It gets me every year, these Facebook posts filled with well-dressed, smiling kids sitting on the steps, in the grass, at the church. There are pretty dresses and bow ties, combed hair and wide smiles. All of these perfect Easter pictures make me crazy.

One of the offspring started the morning with cutoff shorts and a t-shirt. The other wore a tie (his choosing) but had a blue Michigan University t-shirt showing right through his white button-up.

He is risen, we chant from the crowd.

Meanwhile, the apartment walls are closing in on me. The preteen is readying himself to be shipped off to boarding school. Fighting from the backseat is pinching on the last nerve I have left.

For the love of Cadbury cream eggs, someone save me.

This was not our Year of the Perfect Easter. If I can be real, I would have rather skipped church and stayed home for something extra caffeinated. But rather than dwell on the lack of table manners (I'm looking at you, ham-stabber) and choice of dress, I'm ready to give myself some grace and move on.

I hope our family never presents itself as if we have it all together (if that is how we are EVER perceived, I will consider it a miracle right next to the empty tomb) because that just isn't real.

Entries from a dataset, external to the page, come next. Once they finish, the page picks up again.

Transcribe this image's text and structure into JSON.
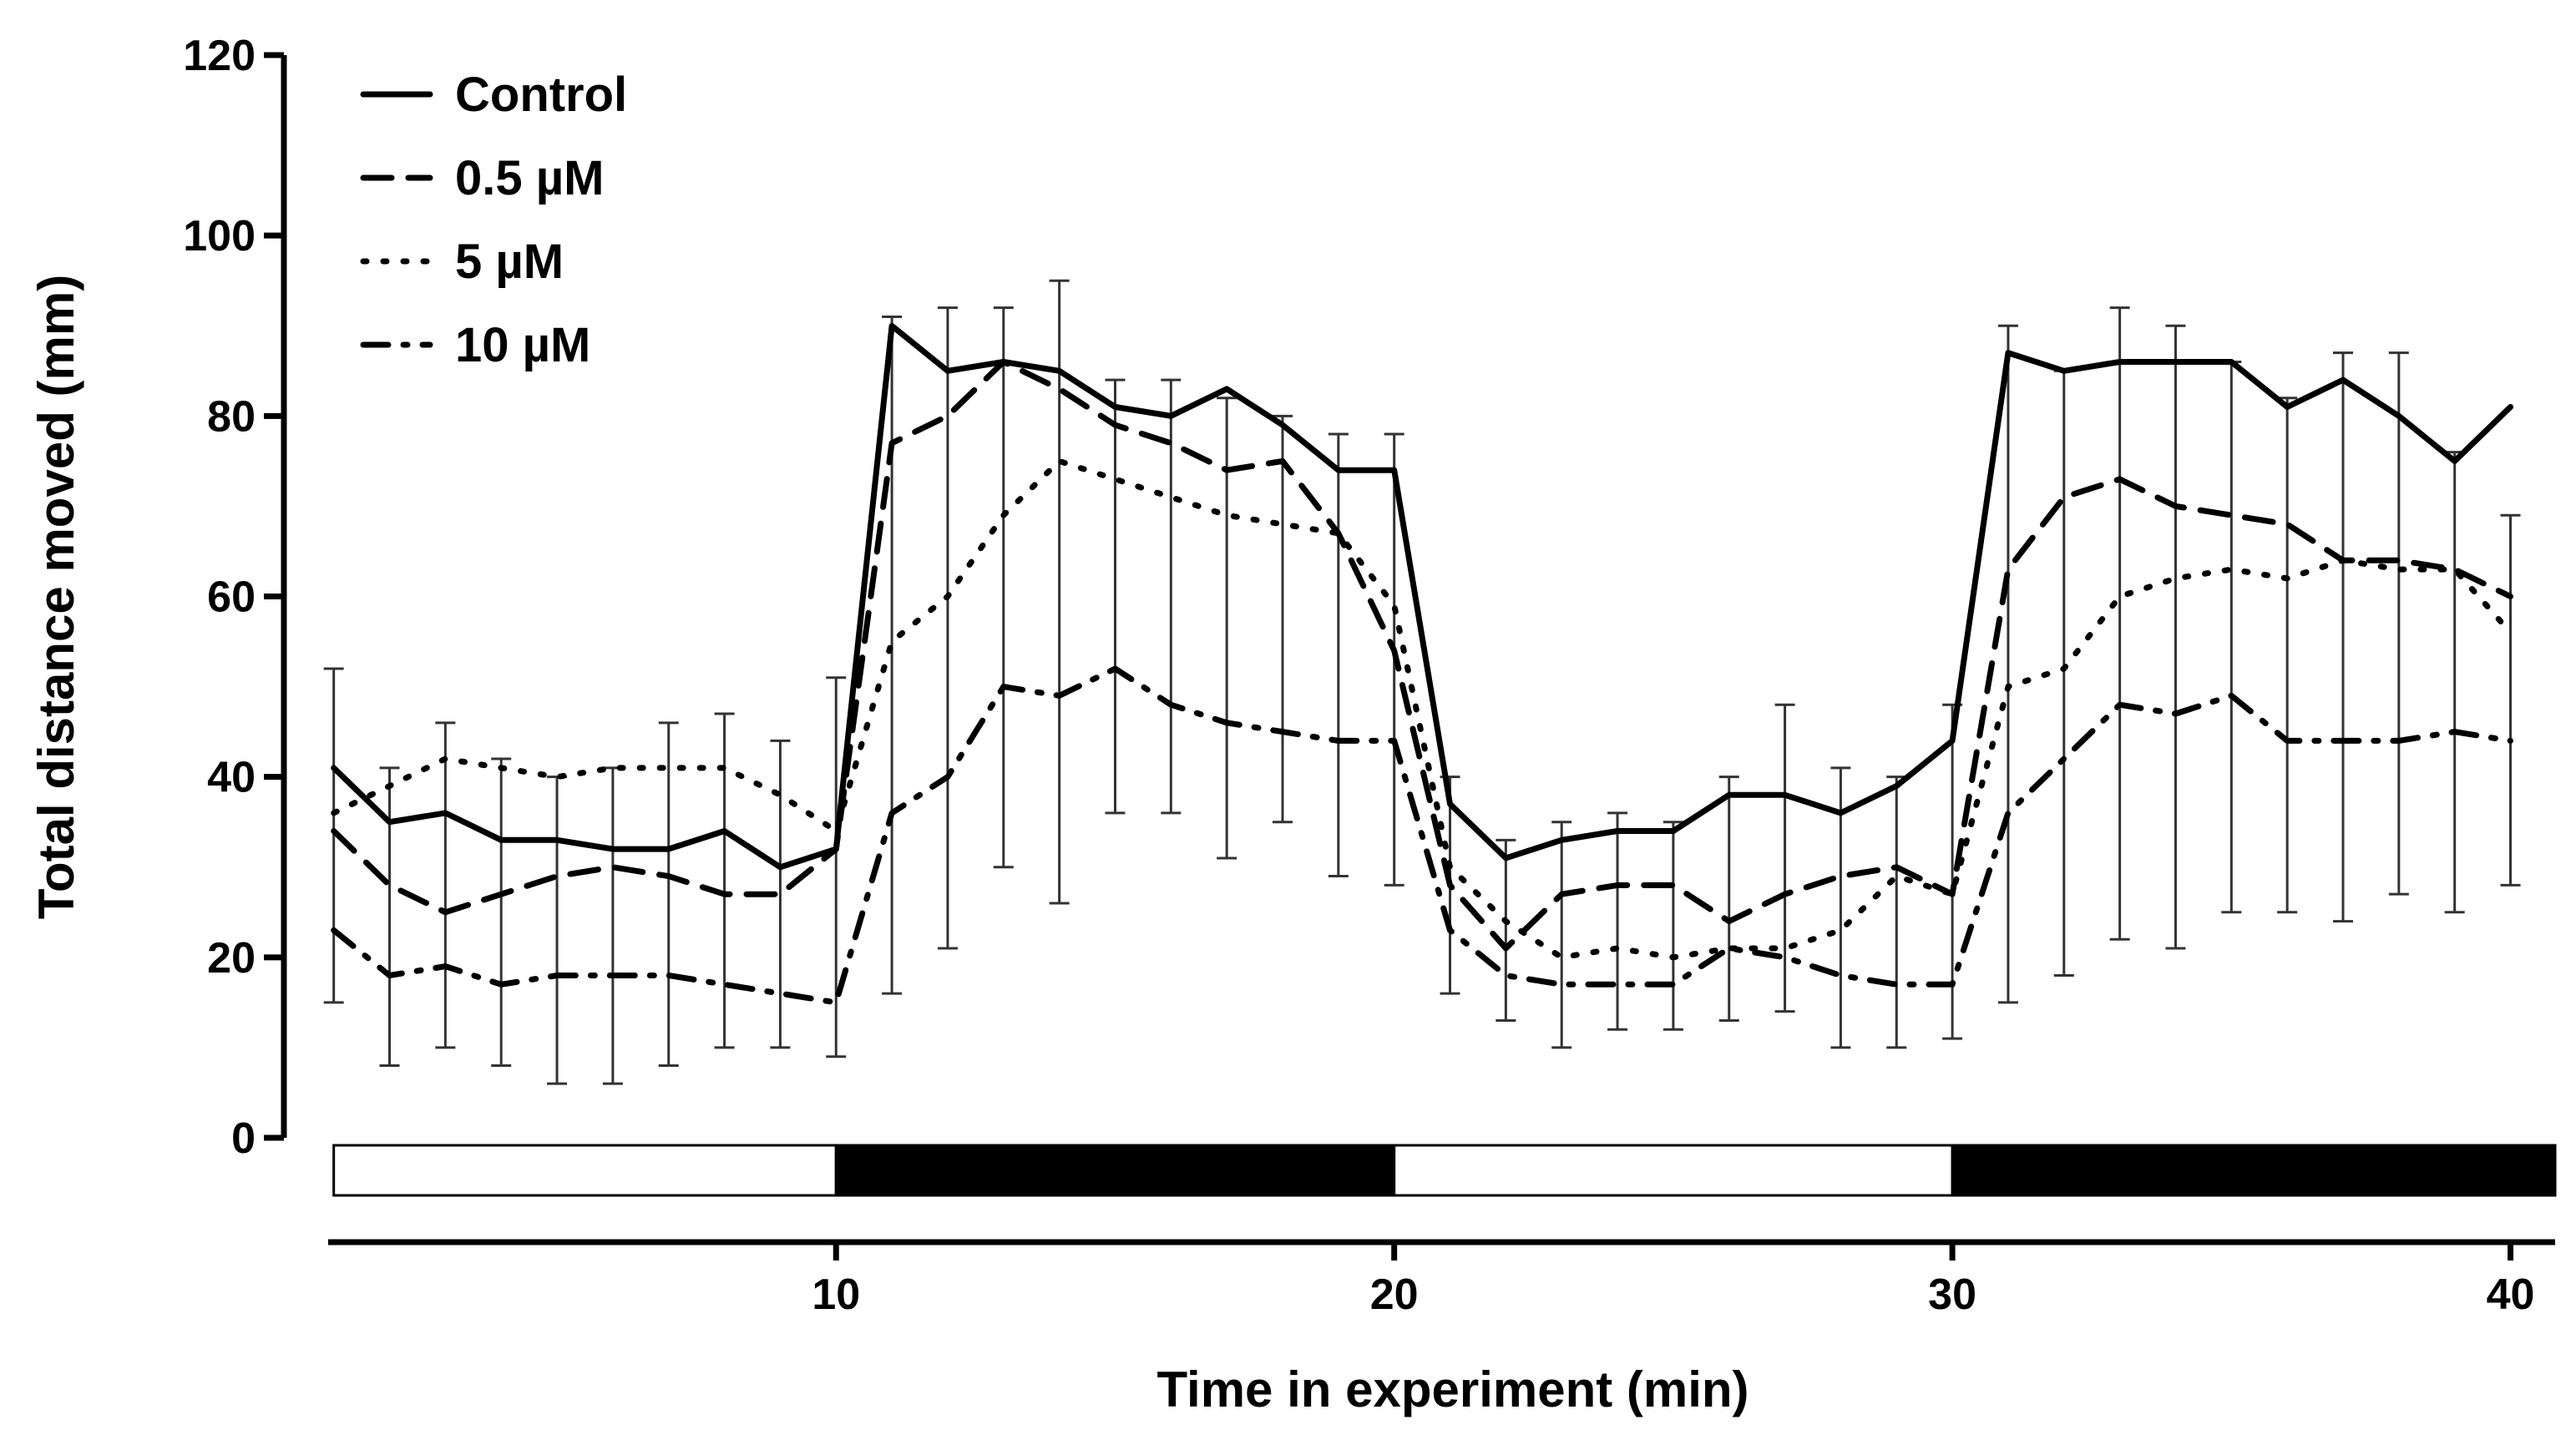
{
  "chart_data": {
    "type": "line",
    "title": "",
    "xlabel": "Time in experiment (min)",
    "ylabel": "Total distance moved (mm)",
    "xlim": [
      0.9,
      40.8
    ],
    "ylim": [
      0,
      120
    ],
    "xticks": [
      10,
      20,
      30,
      40
    ],
    "yticks": [
      0,
      20,
      40,
      60,
      80,
      100,
      120
    ],
    "grid": false,
    "legend_position": "top-left",
    "light_dark_bar": [
      {
        "from": 1,
        "to": 10,
        "phase": "light",
        "color": "#ffffff"
      },
      {
        "from": 10,
        "to": 20,
        "phase": "dark",
        "color": "#000000"
      },
      {
        "from": 20,
        "to": 30,
        "phase": "light",
        "color": "#ffffff"
      },
      {
        "from": 30,
        "to": 40.8,
        "phase": "dark",
        "color": "#000000"
      }
    ],
    "x": [
      1,
      2,
      3,
      4,
      5,
      6,
      7,
      8,
      9,
      10,
      11,
      12,
      13,
      14,
      15,
      16,
      17,
      18,
      19,
      20,
      21,
      22,
      23,
      24,
      25,
      26,
      27,
      28,
      29,
      30,
      31,
      32,
      33,
      34,
      35,
      36,
      37,
      38,
      39,
      40
    ],
    "series": [
      {
        "name": "Control",
        "style": "solid",
        "values": [
          41,
          35,
          36,
          33,
          33,
          32,
          32,
          34,
          30,
          32,
          90,
          85,
          86,
          85,
          81,
          80,
          83,
          79,
          74,
          74,
          37,
          31,
          33,
          34,
          34,
          38,
          38,
          36,
          39,
          44,
          87,
          85,
          86,
          86,
          86,
          81,
          84,
          80,
          75,
          81
        ],
        "errors": [
          11,
          6,
          5,
          5,
          2,
          2,
          2,
          1,
          5,
          5,
          2,
          2,
          1,
          6,
          3,
          3,
          0,
          1,
          3,
          4,
          3,
          2,
          2,
          2,
          1,
          3,
          3,
          2,
          3,
          4,
          4,
          1,
          6,
          5,
          1,
          1,
          4,
          7,
          2,
          1
        ]
      },
      {
        "name": "0.5 µM",
        "style": "dashed",
        "values": [
          34,
          28,
          25,
          27,
          29,
          30,
          29,
          27,
          27,
          32,
          77,
          80,
          86,
          83,
          79,
          77,
          74,
          75,
          67,
          54,
          28,
          21,
          27,
          28,
          28,
          24,
          27,
          29,
          30,
          27,
          63,
          71,
          73,
          70,
          69,
          68,
          64,
          64,
          63,
          60
        ]
      },
      {
        "name": "5 µM",
        "style": "dotted",
        "values": [
          36,
          39,
          42,
          41,
          40,
          41,
          41,
          41,
          38,
          34,
          55,
          60,
          69,
          75,
          73,
          71,
          69,
          68,
          67,
          59,
          30,
          24,
          20,
          21,
          20,
          21,
          21,
          23,
          29,
          27,
          50,
          52,
          60,
          62,
          63,
          62,
          64,
          63,
          63,
          56
        ]
      },
      {
        "name": "10 µM",
        "style": "dashdot",
        "values": [
          23,
          18,
          19,
          17,
          18,
          18,
          18,
          17,
          16,
          15,
          36,
          40,
          50,
          49,
          52,
          48,
          46,
          45,
          44,
          44,
          23,
          18,
          17,
          17,
          17,
          21,
          20,
          18,
          17,
          17,
          36,
          42,
          48,
          47,
          49,
          44,
          44,
          44,
          45,
          44
        ]
      }
    ],
    "error_bars_lower": [
      15,
      8,
      10,
      8,
      6,
      6,
      8,
      10,
      10,
      9,
      16,
      21,
      30,
      26,
      36,
      36,
      31,
      35,
      29,
      28,
      16,
      13,
      10,
      12,
      12,
      13,
      14,
      10,
      10,
      11,
      15,
      18,
      22,
      21,
      25,
      25,
      24,
      27,
      25,
      28
    ],
    "error_bars_upper": [
      52,
      41,
      46,
      42,
      40,
      41,
      46,
      47,
      44,
      51,
      91,
      92,
      92,
      95,
      84,
      84,
      82,
      80,
      78,
      78,
      40,
      33,
      35,
      36,
      35,
      40,
      48,
      41,
      40,
      48,
      90,
      85,
      92,
      90,
      86,
      82,
      87,
      87,
      76,
      69
    ]
  }
}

Real is the relief in sending your young off to a separate wing of the church for an hour of grown-up talk (really, pastor, preach on anything at all that isn't Pokemon or Minecraft).

Real is 27 takes of a photo so that someone isn't flashing a peace sign or picking a nose (realest of all is using the nose-picking picture as your Easter card).

Real is rushing home to get out of church clothes, into yoga pants, and into a reclining seat at the movies-any movie-for 2 hours of quiet. Alone. With the biggest diet Coke a mother can handle and all the butter she doesn't have to share.

Real is telling the one who won't quit that he is NEVER coming out of timeout.

So if you had a perfect Easter picture that is now your profile picture that has now been liked 202 times and retweeted with reaction smiley faces, forgive me if I don't thumbs up.

I've got a kid sitting the closet for a timeout who needs a good talking-to.